There is a marketplace requirement that if a Google Apps for Work domain admin installs our app for their domain, the admin and any users from their domain should thereafter not see a scope auth screen when accessing our app. The act of installing the app for the domain should implicitly delegate domain-wide authority for the service account associated with our app.
In order to achieve this behavior, I am trying to do delegation of authority to a service account to work on behalf of, AKA impersonate, the currently logged in user.
The code snippet below shows the various attempts that I've made to get this to work. The only one that does work is to pass a domain superuser's email address as the "sub" param (AKA prn) when creating the JWT. However, this essentially elevates a regular run of the mill domain user's privileges to those of super user which is not the desired effect.

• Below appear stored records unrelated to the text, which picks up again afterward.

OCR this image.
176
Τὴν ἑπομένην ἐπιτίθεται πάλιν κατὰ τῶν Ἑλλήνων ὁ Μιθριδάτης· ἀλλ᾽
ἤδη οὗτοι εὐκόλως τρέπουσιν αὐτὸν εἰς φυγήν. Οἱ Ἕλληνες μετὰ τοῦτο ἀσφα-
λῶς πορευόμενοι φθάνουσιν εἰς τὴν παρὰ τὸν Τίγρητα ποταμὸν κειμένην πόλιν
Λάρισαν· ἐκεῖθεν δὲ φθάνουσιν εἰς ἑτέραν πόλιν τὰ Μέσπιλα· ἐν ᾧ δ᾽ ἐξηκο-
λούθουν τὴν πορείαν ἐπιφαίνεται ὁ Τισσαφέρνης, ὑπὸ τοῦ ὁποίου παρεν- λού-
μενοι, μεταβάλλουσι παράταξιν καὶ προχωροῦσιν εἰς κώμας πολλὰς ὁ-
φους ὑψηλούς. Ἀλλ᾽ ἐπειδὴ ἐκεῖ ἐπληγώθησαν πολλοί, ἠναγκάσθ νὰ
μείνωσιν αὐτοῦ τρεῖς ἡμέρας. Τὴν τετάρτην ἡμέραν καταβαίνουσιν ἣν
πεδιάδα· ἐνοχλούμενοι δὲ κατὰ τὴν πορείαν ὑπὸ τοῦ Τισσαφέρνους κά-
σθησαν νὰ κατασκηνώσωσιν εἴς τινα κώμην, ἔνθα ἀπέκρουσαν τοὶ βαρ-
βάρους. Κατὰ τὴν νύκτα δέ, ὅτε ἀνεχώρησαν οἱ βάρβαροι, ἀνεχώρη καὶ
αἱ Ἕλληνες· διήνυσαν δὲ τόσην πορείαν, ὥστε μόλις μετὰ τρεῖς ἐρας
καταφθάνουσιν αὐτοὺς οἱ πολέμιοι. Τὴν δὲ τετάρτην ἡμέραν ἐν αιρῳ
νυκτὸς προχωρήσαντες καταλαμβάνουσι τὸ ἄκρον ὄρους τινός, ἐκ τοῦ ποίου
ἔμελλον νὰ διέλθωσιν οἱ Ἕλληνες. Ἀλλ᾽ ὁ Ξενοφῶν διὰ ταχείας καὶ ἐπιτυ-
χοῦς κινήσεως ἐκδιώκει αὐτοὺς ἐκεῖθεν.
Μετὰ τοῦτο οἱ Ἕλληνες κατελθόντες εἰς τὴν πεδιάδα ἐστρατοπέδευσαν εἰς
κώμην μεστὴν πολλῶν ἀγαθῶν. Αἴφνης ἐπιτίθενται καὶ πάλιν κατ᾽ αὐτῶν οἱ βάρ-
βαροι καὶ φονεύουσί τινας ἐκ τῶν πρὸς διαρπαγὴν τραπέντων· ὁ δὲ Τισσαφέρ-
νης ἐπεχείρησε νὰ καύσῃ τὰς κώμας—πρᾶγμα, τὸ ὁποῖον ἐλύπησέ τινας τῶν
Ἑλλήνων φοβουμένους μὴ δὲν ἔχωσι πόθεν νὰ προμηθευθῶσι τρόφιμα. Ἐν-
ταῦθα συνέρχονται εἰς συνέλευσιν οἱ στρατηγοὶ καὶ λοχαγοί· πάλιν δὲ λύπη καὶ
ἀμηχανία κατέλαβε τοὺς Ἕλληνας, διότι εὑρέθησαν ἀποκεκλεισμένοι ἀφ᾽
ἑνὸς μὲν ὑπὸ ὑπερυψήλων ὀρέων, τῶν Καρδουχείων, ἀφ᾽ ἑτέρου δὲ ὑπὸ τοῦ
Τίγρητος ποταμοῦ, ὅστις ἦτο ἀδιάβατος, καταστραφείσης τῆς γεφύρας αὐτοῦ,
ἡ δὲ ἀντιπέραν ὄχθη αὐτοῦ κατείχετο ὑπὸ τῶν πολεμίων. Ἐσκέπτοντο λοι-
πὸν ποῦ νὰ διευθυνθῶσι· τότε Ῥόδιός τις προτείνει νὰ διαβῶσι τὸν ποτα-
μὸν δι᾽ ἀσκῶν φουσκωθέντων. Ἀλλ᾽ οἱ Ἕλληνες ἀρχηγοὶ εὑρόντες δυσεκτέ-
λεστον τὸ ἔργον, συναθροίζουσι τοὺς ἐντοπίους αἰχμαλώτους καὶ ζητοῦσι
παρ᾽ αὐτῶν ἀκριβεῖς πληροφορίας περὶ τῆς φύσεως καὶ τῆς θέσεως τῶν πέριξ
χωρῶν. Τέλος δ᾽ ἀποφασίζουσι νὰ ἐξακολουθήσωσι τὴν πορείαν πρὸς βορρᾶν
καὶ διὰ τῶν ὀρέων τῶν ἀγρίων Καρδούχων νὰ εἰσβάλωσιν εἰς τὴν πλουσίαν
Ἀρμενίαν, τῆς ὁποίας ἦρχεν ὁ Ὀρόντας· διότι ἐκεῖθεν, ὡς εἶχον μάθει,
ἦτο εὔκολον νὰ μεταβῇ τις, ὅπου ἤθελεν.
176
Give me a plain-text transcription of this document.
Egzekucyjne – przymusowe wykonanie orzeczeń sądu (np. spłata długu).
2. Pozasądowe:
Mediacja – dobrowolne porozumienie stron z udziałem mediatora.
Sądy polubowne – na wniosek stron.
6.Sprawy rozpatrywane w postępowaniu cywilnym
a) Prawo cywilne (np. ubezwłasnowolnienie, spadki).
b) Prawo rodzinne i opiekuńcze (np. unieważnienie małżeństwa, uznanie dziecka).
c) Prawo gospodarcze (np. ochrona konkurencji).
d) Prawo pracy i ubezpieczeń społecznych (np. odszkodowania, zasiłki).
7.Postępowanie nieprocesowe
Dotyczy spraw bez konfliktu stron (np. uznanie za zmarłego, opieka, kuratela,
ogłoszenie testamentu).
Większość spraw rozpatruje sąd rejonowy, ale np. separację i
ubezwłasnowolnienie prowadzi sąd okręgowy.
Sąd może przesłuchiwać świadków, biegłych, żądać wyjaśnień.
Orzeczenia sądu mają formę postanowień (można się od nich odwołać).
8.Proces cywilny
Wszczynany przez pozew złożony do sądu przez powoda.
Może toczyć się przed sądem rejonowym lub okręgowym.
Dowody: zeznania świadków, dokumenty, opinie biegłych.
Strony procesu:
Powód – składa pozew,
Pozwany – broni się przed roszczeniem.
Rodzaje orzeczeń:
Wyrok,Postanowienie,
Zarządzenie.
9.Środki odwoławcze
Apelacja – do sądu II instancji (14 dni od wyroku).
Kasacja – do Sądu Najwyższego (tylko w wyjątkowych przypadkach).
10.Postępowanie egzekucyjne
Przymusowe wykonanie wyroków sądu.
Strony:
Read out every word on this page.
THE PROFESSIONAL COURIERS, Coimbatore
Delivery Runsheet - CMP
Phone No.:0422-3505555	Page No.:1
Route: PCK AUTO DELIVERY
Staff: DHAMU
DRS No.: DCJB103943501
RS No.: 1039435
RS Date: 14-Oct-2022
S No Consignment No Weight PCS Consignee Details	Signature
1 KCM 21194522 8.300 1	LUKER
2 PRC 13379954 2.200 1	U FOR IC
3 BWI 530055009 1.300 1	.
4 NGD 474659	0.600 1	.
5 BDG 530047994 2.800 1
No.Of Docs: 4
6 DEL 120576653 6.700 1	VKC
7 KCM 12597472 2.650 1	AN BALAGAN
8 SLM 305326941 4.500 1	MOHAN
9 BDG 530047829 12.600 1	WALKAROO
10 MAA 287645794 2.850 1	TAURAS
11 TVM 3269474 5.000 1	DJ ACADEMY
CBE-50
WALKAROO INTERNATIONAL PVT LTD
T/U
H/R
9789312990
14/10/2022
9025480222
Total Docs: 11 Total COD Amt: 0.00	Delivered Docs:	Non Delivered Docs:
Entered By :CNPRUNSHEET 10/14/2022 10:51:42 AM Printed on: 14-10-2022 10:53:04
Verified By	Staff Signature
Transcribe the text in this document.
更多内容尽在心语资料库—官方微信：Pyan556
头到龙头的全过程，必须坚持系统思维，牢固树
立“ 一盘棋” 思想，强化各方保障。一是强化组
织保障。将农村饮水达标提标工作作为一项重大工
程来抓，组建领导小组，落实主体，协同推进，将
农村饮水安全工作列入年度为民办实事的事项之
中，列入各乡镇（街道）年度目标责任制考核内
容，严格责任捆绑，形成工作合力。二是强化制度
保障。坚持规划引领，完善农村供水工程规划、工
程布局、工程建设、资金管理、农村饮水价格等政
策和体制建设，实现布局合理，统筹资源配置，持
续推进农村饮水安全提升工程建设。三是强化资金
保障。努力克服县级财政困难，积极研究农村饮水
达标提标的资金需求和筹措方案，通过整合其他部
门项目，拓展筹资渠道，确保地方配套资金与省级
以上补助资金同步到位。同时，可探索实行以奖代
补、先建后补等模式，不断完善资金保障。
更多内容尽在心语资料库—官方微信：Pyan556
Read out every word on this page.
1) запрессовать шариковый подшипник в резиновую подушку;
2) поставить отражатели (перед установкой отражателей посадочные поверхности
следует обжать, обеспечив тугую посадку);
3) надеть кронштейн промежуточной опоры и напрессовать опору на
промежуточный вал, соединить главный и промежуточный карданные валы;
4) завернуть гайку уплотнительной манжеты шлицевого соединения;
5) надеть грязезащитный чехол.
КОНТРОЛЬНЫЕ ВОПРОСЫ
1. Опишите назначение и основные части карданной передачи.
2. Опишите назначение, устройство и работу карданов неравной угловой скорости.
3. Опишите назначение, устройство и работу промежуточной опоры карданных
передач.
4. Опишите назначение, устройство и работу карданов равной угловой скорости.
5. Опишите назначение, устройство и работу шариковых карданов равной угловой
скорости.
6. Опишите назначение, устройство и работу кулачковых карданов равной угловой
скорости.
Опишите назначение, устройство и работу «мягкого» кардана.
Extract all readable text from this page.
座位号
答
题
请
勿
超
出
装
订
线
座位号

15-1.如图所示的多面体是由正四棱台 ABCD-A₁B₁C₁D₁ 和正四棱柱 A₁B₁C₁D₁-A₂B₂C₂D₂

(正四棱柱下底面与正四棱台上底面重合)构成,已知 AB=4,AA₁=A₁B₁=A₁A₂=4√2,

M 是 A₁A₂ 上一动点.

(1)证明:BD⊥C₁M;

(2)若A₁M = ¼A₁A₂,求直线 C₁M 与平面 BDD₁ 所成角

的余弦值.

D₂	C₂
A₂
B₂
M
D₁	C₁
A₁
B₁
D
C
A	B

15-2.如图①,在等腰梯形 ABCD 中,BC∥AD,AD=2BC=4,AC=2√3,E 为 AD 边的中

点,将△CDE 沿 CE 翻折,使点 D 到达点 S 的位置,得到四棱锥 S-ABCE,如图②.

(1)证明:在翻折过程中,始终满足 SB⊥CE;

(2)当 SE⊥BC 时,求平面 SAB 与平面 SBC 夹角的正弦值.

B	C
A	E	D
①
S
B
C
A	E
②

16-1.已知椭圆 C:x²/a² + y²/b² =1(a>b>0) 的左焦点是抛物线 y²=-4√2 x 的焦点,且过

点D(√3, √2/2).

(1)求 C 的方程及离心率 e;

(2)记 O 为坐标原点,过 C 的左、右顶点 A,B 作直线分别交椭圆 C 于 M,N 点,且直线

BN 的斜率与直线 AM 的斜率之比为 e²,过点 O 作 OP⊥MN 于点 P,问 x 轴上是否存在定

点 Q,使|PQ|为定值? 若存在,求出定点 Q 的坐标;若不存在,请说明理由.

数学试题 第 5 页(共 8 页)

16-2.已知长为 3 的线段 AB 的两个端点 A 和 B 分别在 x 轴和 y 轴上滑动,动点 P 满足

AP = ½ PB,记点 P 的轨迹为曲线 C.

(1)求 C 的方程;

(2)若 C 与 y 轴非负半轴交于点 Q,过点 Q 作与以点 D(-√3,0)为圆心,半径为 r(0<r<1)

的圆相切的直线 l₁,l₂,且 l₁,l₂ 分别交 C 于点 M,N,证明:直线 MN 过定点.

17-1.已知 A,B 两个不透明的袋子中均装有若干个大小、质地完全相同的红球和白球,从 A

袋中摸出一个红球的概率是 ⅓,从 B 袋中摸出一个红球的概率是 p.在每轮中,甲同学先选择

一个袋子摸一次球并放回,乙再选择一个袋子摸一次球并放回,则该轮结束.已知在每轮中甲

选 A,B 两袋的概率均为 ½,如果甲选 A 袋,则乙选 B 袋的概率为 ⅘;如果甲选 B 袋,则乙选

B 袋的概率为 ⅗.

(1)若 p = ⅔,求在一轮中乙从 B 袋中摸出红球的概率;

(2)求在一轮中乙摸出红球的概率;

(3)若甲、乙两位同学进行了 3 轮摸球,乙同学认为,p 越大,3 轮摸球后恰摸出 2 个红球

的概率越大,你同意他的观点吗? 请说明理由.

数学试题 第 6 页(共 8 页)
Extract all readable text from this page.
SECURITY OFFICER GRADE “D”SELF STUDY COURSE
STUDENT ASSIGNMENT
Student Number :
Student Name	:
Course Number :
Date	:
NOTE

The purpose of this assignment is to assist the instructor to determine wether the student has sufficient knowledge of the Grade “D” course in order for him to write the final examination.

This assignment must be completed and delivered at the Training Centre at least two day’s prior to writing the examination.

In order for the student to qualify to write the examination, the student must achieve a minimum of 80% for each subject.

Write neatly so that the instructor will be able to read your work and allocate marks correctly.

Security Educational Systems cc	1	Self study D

var client = new googleapis.auth.JWT(
'<serviceaccount>@developer.gserviceaccount.com',
'localhost.pem',
null,
["https://www.googleapis.com/auth/admin.directory.user.readonly"],
// null - // 403 not auth
// {'userId' : 'domainsuperuser@email.com'} // 403 not auth
// {'userId' : 'me'} // 403 not auth
// "domainsuperuser@email.com" // works!
// "{domainsuperuser@email.com}" // not a valid email error
// 'me' // invalid impersonation prn email address
);
Does Google honor any other ID than just the email address of the person you want to impersonate such as the special 'me' value?
It feels like we are running into a chicken and egg problem here. Essentially we don't want to hardcode the email address (especially not an admin email), so it feels like we have to make an API call. But we can't make an API call without impersonating a user.